Bitubular square tubes with different arrangements under quasi-static axial compression loading

Abstract

This paper attempts to present new methods for improving the crashworthiness parameters of square thin-walled energy absorber components. Experimental and finite element analyses were performed on bitubular square thin-walled tubes with different arrangements under quasi-static axial compression loading. 15 tests were conducted on single and bitubular square aluminum tubes. To investigate the energy absorption capacity of bitubular tubes and assess the effect of different parameters on crashworthiness characteristics of these tubes, finite element code LS-DYNA was utilized. At first, single tubes were investigated, and then bitubular tubes with two different arrangements including Parallel and Diamond arrangements were studied. Results show that absorbed energy by bitubular tubes is more than the sum of the energy absorbed by inner and outer tubes loaded separately which is due to the interaction effects between inner and outer tubes.

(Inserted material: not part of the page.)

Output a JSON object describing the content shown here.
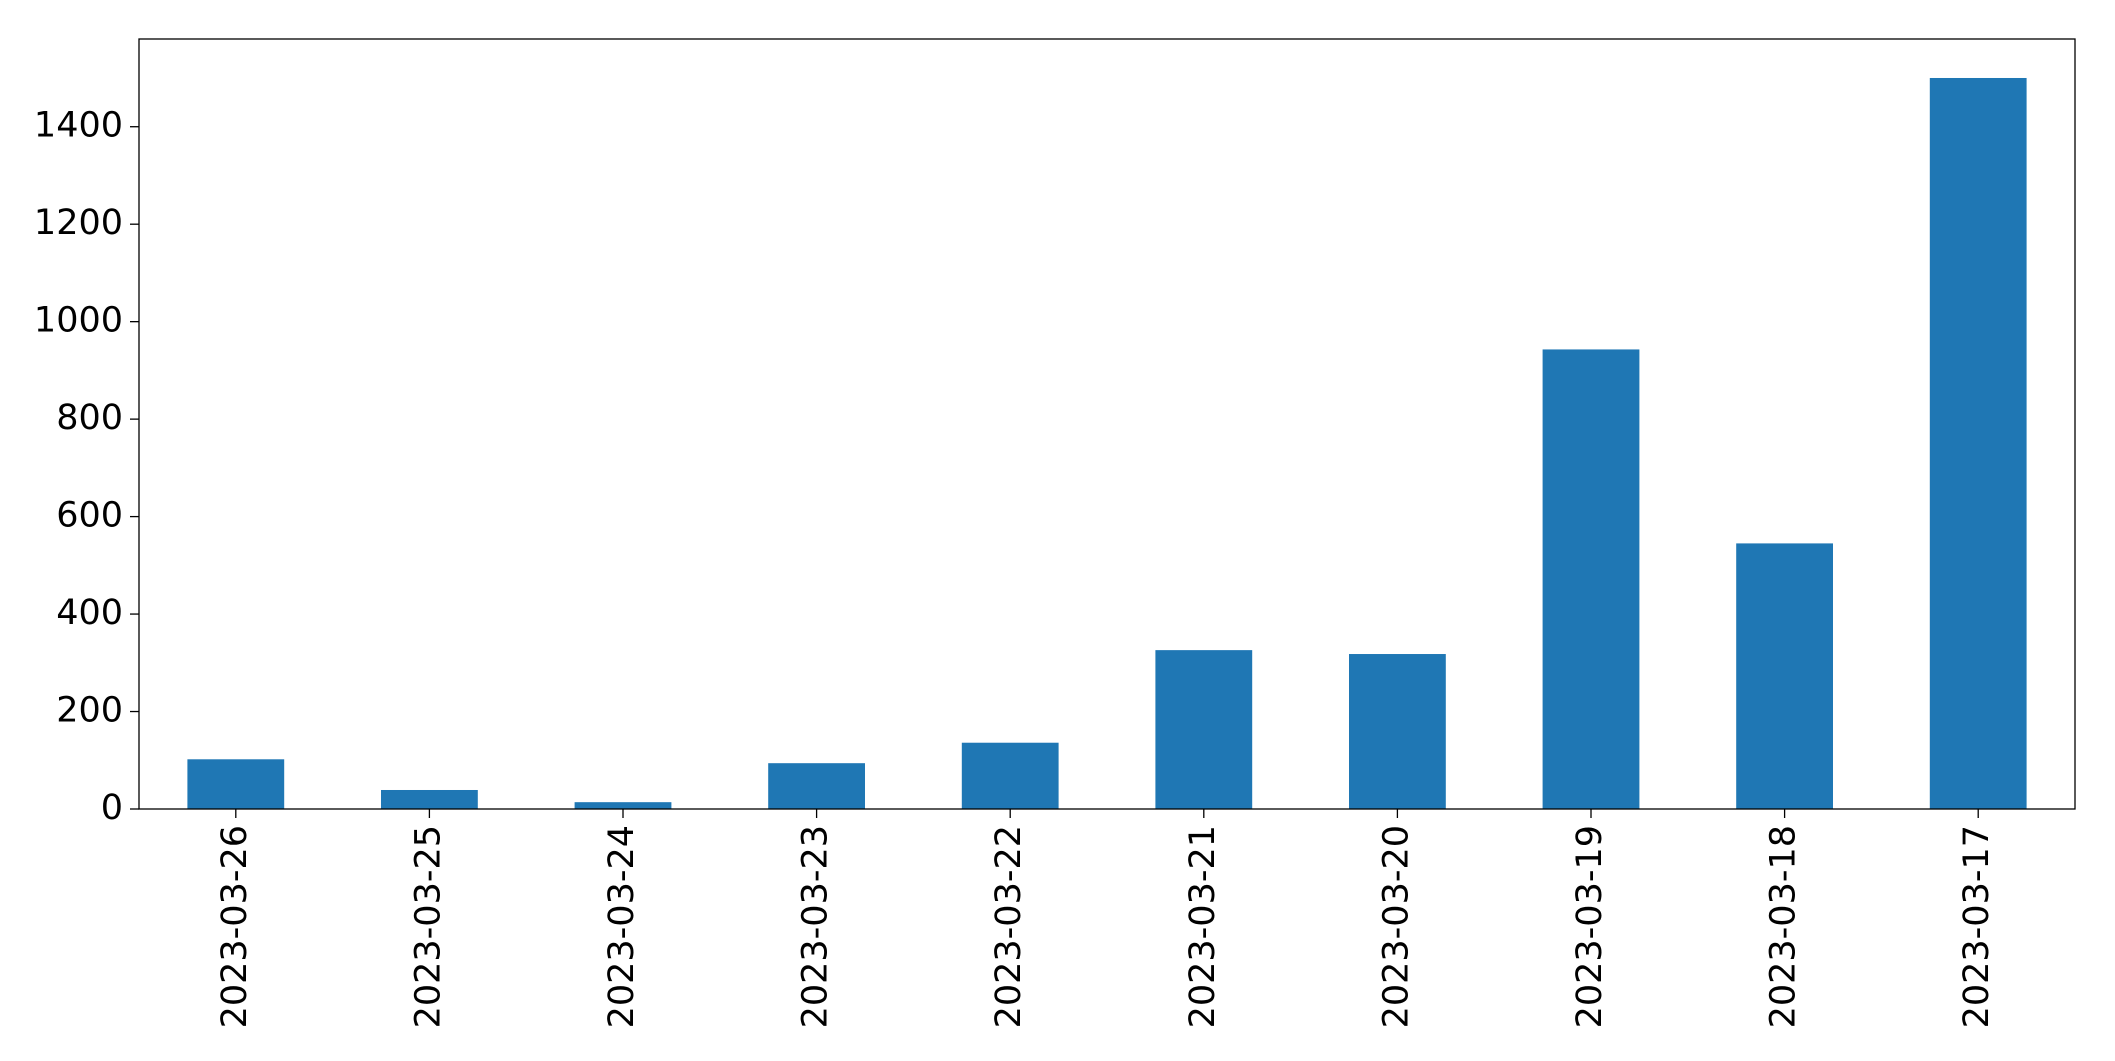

Diamond arrangement was used to highlight the role of interaction effect in energy absorbing as progressive buckling modes of the tubes change because of the interaction. Also, the effect of length difference in inner and outer tubes was inspected and the main advantage of bitubular tubes is introduced when the inner tube is shorter than the outer. In this case, the peak load remains the same as that of the outer tube while mean load increases considerably.